Helen Bucket lo fissò da terra con la felpa inzaccherata di povere, tenendosi la guancia. Le sue labbra sottilissime formavano il suo solito sorriso di scherno. Inaspettatamente gli tese la mano e altrettanto inaspettatamente Gabriel si trovò a prenderla per aiutarla ad alzarsi.
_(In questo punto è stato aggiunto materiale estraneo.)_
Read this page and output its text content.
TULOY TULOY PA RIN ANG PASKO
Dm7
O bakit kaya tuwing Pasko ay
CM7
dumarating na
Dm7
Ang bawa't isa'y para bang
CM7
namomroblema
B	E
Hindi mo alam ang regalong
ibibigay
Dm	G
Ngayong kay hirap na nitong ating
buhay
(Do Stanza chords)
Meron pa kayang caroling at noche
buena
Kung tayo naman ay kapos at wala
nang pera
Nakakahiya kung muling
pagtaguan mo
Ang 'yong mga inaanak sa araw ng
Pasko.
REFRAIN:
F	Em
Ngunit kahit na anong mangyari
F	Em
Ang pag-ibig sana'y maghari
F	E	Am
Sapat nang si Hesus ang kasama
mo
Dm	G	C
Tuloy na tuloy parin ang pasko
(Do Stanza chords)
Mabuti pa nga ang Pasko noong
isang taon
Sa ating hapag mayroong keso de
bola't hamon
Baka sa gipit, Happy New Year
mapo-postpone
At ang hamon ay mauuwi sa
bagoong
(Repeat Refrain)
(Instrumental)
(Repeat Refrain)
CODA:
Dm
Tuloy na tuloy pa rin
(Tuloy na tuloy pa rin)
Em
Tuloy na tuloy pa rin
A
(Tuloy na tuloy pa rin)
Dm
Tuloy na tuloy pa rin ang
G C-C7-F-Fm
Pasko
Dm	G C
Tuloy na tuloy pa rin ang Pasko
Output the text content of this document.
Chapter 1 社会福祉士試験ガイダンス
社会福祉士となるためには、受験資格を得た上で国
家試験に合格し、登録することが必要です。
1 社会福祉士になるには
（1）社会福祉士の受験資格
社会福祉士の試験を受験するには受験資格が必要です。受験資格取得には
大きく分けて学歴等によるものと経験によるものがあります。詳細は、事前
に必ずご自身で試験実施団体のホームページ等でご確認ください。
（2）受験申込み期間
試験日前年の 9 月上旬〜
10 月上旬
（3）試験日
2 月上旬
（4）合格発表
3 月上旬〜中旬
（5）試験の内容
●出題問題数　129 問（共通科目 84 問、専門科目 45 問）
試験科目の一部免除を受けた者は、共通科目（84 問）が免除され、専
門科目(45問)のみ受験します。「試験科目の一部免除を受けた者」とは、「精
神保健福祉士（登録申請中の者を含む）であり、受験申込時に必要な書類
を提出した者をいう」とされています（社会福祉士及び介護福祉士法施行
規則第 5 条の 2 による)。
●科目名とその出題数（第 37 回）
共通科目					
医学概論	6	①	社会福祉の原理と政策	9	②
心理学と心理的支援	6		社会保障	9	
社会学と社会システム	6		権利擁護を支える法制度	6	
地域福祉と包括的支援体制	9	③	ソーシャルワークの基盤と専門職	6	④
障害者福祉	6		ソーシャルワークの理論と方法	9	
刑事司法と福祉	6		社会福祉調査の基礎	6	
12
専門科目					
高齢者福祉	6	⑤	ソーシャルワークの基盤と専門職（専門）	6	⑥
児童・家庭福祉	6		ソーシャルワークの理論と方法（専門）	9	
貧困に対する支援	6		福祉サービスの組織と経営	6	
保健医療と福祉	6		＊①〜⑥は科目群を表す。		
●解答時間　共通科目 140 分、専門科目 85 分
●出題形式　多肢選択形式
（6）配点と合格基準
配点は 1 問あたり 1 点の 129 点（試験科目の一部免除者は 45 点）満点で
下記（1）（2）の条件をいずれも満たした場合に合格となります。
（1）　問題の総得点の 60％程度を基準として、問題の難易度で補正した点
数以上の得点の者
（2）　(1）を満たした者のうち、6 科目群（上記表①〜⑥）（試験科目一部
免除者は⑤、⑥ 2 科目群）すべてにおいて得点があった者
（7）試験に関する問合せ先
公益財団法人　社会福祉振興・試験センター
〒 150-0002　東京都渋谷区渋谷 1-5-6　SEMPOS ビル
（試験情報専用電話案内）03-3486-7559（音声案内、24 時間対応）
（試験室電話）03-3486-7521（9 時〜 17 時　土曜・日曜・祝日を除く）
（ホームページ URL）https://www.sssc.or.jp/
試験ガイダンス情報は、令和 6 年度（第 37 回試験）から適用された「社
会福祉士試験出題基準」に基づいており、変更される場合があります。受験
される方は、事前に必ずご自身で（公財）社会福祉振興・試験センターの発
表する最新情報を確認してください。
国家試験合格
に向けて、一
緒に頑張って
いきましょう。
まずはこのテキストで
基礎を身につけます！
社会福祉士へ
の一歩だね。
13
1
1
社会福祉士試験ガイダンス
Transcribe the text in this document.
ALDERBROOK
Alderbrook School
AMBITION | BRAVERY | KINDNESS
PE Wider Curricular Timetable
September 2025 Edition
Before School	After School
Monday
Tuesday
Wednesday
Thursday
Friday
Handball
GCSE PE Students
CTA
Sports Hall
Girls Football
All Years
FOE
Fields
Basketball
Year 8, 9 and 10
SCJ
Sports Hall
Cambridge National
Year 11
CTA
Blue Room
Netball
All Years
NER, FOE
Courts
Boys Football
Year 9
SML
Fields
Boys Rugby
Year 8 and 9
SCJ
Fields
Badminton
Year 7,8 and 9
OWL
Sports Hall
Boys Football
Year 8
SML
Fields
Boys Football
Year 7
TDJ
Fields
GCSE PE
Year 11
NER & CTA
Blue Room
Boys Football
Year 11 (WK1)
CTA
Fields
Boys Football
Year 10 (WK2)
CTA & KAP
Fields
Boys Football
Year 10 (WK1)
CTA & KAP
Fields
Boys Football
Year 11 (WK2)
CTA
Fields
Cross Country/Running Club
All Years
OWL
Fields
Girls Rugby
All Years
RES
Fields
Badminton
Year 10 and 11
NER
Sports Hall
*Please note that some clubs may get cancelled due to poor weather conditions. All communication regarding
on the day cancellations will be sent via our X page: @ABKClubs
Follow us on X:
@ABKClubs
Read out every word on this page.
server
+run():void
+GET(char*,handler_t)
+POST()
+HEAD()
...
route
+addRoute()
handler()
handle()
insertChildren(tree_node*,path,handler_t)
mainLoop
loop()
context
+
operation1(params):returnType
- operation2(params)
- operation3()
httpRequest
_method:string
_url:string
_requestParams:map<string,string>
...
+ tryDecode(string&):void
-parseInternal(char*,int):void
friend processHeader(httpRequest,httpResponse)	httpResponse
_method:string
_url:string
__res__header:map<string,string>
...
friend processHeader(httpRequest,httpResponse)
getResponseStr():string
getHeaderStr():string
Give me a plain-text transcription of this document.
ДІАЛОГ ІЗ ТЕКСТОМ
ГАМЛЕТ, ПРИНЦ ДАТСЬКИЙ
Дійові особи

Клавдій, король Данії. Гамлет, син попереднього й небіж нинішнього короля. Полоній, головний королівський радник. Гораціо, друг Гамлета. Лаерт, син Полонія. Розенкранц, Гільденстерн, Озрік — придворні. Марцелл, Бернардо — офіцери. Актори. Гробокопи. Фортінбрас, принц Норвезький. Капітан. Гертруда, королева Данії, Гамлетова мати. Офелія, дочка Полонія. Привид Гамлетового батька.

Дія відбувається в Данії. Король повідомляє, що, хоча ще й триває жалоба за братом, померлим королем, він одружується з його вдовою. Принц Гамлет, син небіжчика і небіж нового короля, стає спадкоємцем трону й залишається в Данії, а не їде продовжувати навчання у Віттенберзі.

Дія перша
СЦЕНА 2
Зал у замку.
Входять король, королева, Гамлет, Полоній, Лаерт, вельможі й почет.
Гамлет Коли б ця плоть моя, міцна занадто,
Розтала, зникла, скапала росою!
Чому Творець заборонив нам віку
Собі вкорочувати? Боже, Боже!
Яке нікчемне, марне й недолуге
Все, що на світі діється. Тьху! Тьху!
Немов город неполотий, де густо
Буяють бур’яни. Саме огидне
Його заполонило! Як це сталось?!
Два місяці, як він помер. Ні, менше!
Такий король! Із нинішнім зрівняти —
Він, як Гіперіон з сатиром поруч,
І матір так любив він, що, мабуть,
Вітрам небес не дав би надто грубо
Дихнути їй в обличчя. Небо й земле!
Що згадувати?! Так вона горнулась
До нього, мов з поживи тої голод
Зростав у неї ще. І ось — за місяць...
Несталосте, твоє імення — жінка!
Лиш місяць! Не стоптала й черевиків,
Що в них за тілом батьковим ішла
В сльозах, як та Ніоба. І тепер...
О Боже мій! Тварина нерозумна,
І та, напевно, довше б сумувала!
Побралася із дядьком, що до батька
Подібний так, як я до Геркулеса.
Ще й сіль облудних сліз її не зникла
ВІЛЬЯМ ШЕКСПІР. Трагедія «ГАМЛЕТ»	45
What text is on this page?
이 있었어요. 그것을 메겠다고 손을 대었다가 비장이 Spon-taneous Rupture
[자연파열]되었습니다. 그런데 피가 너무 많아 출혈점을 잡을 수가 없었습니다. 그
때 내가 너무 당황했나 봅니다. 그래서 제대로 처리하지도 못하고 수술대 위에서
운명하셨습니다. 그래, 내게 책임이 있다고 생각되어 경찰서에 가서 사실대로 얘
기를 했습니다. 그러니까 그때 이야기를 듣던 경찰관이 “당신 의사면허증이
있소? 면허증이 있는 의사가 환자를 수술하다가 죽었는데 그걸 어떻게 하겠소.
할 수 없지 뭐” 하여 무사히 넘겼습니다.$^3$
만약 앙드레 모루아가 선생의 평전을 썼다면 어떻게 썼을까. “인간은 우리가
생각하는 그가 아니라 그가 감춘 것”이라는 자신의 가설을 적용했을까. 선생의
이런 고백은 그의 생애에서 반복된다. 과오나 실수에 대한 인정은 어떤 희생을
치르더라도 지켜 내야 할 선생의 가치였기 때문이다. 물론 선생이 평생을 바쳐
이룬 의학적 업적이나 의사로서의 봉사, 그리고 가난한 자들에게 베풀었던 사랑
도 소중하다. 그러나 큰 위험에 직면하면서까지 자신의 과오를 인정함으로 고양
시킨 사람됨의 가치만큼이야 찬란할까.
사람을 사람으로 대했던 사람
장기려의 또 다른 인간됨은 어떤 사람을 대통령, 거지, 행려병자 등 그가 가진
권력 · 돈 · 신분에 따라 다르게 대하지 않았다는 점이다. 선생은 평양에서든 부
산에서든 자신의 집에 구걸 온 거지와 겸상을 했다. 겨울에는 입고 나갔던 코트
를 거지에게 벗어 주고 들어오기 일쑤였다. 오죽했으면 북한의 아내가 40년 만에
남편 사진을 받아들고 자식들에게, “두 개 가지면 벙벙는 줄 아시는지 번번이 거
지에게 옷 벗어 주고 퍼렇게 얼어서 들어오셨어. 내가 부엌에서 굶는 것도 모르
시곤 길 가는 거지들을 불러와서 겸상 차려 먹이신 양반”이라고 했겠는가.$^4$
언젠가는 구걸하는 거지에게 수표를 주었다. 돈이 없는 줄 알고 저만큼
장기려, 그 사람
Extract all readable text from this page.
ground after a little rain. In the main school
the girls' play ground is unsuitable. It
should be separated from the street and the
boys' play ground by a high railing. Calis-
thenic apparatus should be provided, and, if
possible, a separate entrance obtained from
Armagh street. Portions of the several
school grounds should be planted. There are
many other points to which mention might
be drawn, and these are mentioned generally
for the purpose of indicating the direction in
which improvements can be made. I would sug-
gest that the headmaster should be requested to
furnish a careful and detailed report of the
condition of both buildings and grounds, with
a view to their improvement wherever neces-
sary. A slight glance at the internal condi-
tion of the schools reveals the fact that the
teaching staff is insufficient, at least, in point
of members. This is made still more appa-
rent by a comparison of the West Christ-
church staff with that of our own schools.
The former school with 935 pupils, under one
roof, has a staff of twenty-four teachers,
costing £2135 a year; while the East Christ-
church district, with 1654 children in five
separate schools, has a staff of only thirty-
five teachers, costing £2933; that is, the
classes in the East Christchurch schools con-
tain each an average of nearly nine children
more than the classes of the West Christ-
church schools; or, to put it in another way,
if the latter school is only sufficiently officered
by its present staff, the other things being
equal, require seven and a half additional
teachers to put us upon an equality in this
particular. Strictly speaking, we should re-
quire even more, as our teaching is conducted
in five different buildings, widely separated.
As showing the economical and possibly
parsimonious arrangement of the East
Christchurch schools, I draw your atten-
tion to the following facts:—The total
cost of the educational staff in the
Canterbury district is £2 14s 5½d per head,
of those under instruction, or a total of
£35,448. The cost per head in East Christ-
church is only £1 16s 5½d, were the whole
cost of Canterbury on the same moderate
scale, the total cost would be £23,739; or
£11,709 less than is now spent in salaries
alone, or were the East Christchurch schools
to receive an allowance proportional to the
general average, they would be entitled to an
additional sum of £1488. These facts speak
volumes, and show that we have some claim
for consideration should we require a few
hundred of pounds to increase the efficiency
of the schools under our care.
"Non sei così un senza palle, in fondo."
"Penso lo prenderò come un complimento."
La banda riprese i suoi strumenti e abbandonò il luogo dell'esibizione con la chiara intenzione di non farvi più ritorno, e Gabriel li guardò andare via. Si era guadagnato una punizione, il loro rispetto e un po' di autostima. Non era stato poi così male. Le insegnanti avevano ragione: i poteri, non solo quelli speciali, tutti i talenti, che si hanno sono un dono, e vanno usati per ciò che riteniamo più giusto.